Ecrit par Martine L. Petauton le 07.03.22 dans La Une CED, Les Chroniques, Les Livres, Métailié

Blond comme les blés, Sjón, éditions Métailié, janvier 2022, 119 pages, 16 €

Blond comme les blés, Sjón (par Martine L. Petauton)


100 pages pour se souvenir – exactement parallèle à la lecture – que les pays du Nord ont recelé, et subissent encore nombre de groupuscules d’activistes d’Extrême Droite, et autres engeances néo-nazis. 100 pages pour que l’Histoire la plus noire de l’Europe contemporaine sonne à notre mémoire : le Nazisme en marche était – aussi – un monde industrieux, minutieux dans le travail, un monde d’ingénieurs/ouvriers passe partout, qui avançaient la besogne à l’ombre de cahiers des charges dûment remplis, dont celui de la Shoah elle-même ! 100 pages, pour enfin clignoter sur notre actualité la plus brûlante, celle des populismes en action, et des propos inouïs de candidats à des présidentielles sur des terres de longue tradition démocratiques dans la vieille Europe… immanquablement, c’est un autre blond comme les blés qui s’invite en sinistre mémoire, cet Anders Breivik qui faucha 70 jeunes travaillistes norvégiens l’été 2011.

Livre qui claque, sonne, clignote ; livre donc tout sauf silencieux, que ce « Blond comme les blés » à l’apparence austère, de l’excellent Sjón, qu’il a situé chez lui, en Islande, mais qu’il nous donne comme modèle aisément transposable.

Le titre et la photo de couverture – du net, du propre sur soi, du socialement intégré, du bonhomme comme tout un chacun – nous tirent avant même de le découvrir vers le contenu du livre. « Blond comme les blés », un équivalent « aryen bien déterminé », partant pour un « fascisme Ikéa » comme disent nos amis suédois.

Le principe choisi par Sjón est celui d’une enquête policière autour de la mort rien moins que naturelle du jeune héros s’apprêtant à rejoindre un « congrès » à Londres des mouvements d’extrême droite européens ; une internationale à leur façon.

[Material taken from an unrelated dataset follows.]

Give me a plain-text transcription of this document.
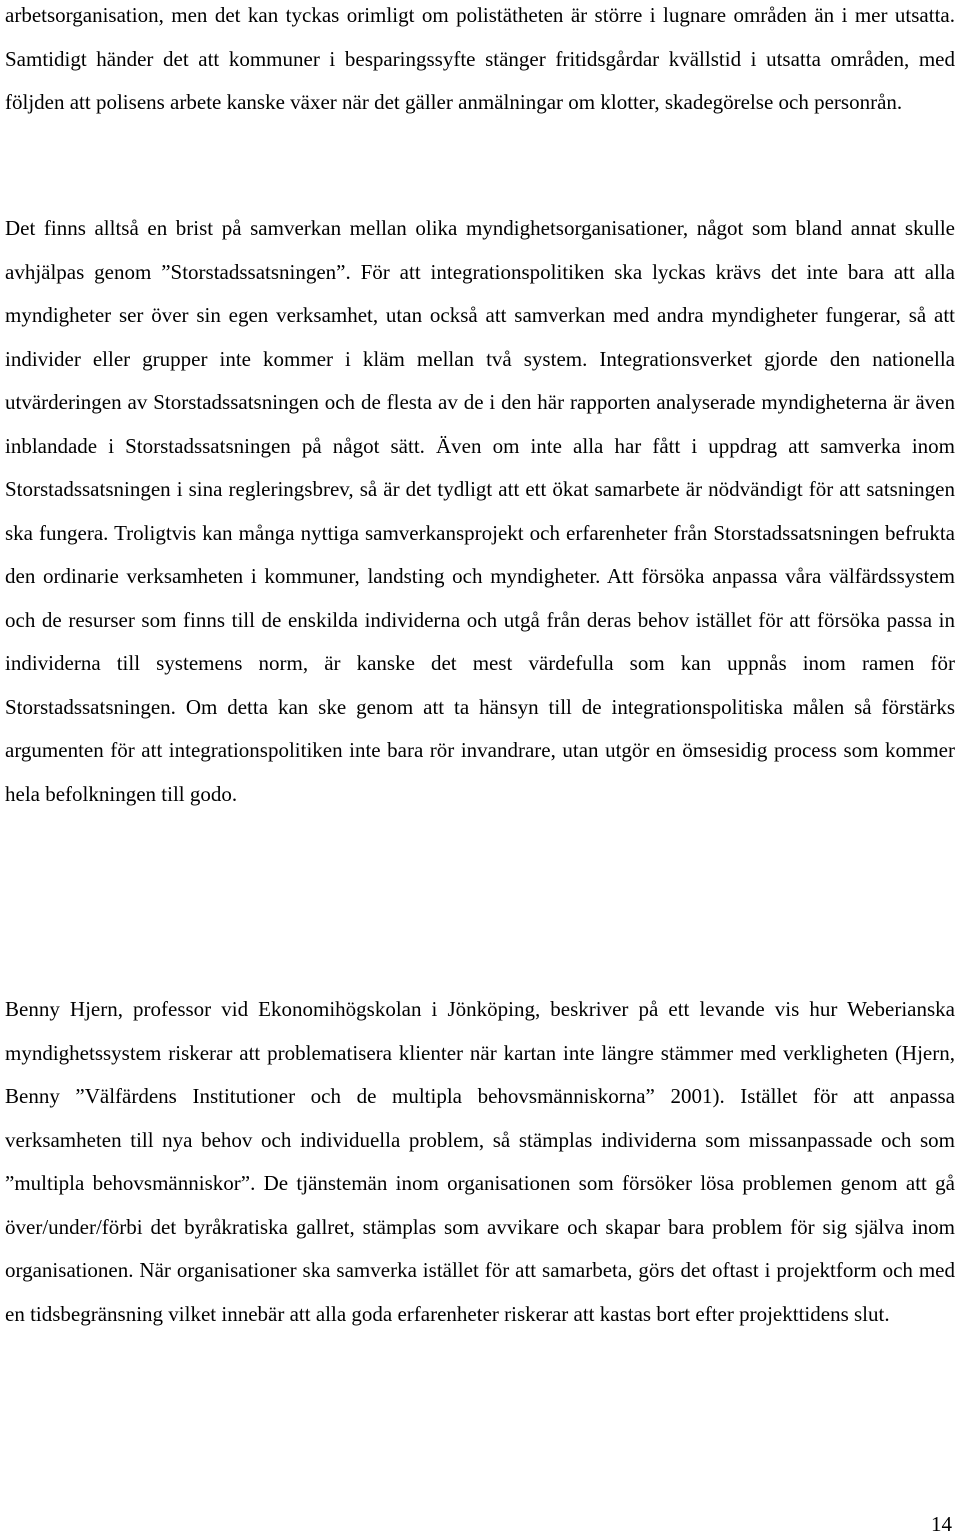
arbetsorganisation, men det kan tyckas orimligt om polistätheten är större i lugnare områden än i mer utsatta. Samtidigt händer det att kommuner i besparingssyfte stänger fritidsgårdar kvällstid i utsatta områden, med följden att polisens arbete kanske växer när det gäller anmälningar om klotter, skadegörelse och personrån.

Det finns alltså en brist på samverkan mellan olika myndighetsorganisationer, något som bland annat skulle avhjälpas genom ”Storstadssatsningen”. För att integrationspolitiken ska lyckas krävs det inte bara att alla myndigheter ser över sin egen verksamhet, utan också att samverkan med andra myndigheter fungerar, så att individer eller grupper inte kommer i kläm mellan två system. Integrationsverket gjorde den nationella utvärderingen av Storstadssatsningen och de flesta av de i den här rapporten analyserade myndigheterna är även inblandade i Storstadssatsningen på något sätt. Även om inte alla har fått i uppdrag att samverka inom Storstadssatsningen i sina regleringsbrev, så är det tydligt att ett ökat samarbete är nödvändigt för att satsningen ska fungera. Troligtvis kan många nyttiga samverkansprojekt och erfarenheter från Storstadssatsningen befrukta den ordinarie verksamheten i kommuner, landsting och myndigheter. Att försöka anpassa våra välfärdssystem och de resurser som finns till de enskilda individerna och utgå från deras behov istället för att försöka passa in individerna till systemens norm, är kanske det mest värdefulla som kan uppnås inom ramen för Storstadssatsningen. Om detta kan ske genom att ta hänsyn till de integrationspolitiska målen så förstärks argumenten för att integrationspolitiken inte bara rör invandrare, utan utgör en ömsesidig process som kommer hela befolkningen till godo.

Benny Hjern, professor vid Ekonomihögskolan i Jönköping, beskriver på ett levande vis hur Weberianska myndighetssystem riskerar att problematisera klienter när kartan inte längre stämmer med verkligheten (Hjern, Benny ”Välfärdens Institutioner och de multipla behovsmänniskorna” 2001). Istället för att anpassa verksamheten till nya behov och individuella problem, så stämplas individerna som missanpassade och som ”multipla behovsmänniskor”. De tjänstemän inom organisationen som försöker lösa problemen genom att gå över/under/förbi det byråkratiska gallret, stämplas som avvikare och skapar bara problem för sig själva inom organisationen. När organisationer ska samverka istället för att samarbeta, görs det oftast i projektform och med en tidsbegränsning vilket innebär att alla goda erfarenheter riskerar att kastas bort efter projekttidens slut.

14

Autant dire, enquête de personnalité, depuis l’enfance, recherche de documents, journaux, lettres, fréquentations, influences. Ceux, du coup, qui s’attendraient à des pages largement descriptives et littéraires à souhait seront déçus ; c’est un sobre et sec rapport de police, dont il faut se nourrir ici ; 100 pages, serrées et denses, impeccablement documentées. Un café fort et sombre que ce livre implacable qui pourrait nuire à notre sommeil.

On pourrait légitimement penser qu’on va rencontrer l’« enfance d’un chef », son adolescence débouchant sur les transgressions hurlantes de manifs en réunions clandestines. On baignerait donc dans un terreau connu : maltraitances et violences de l’enfance, frustrations multiples, sexualité heurtée ou contrariée ? bref, du connu dans ces genèses des mouvements de la haine en marche. Ce en quoi on aurait tort, on oublierait trop vite le côté besogneux et industriel de l’aventure nazie de 33/45.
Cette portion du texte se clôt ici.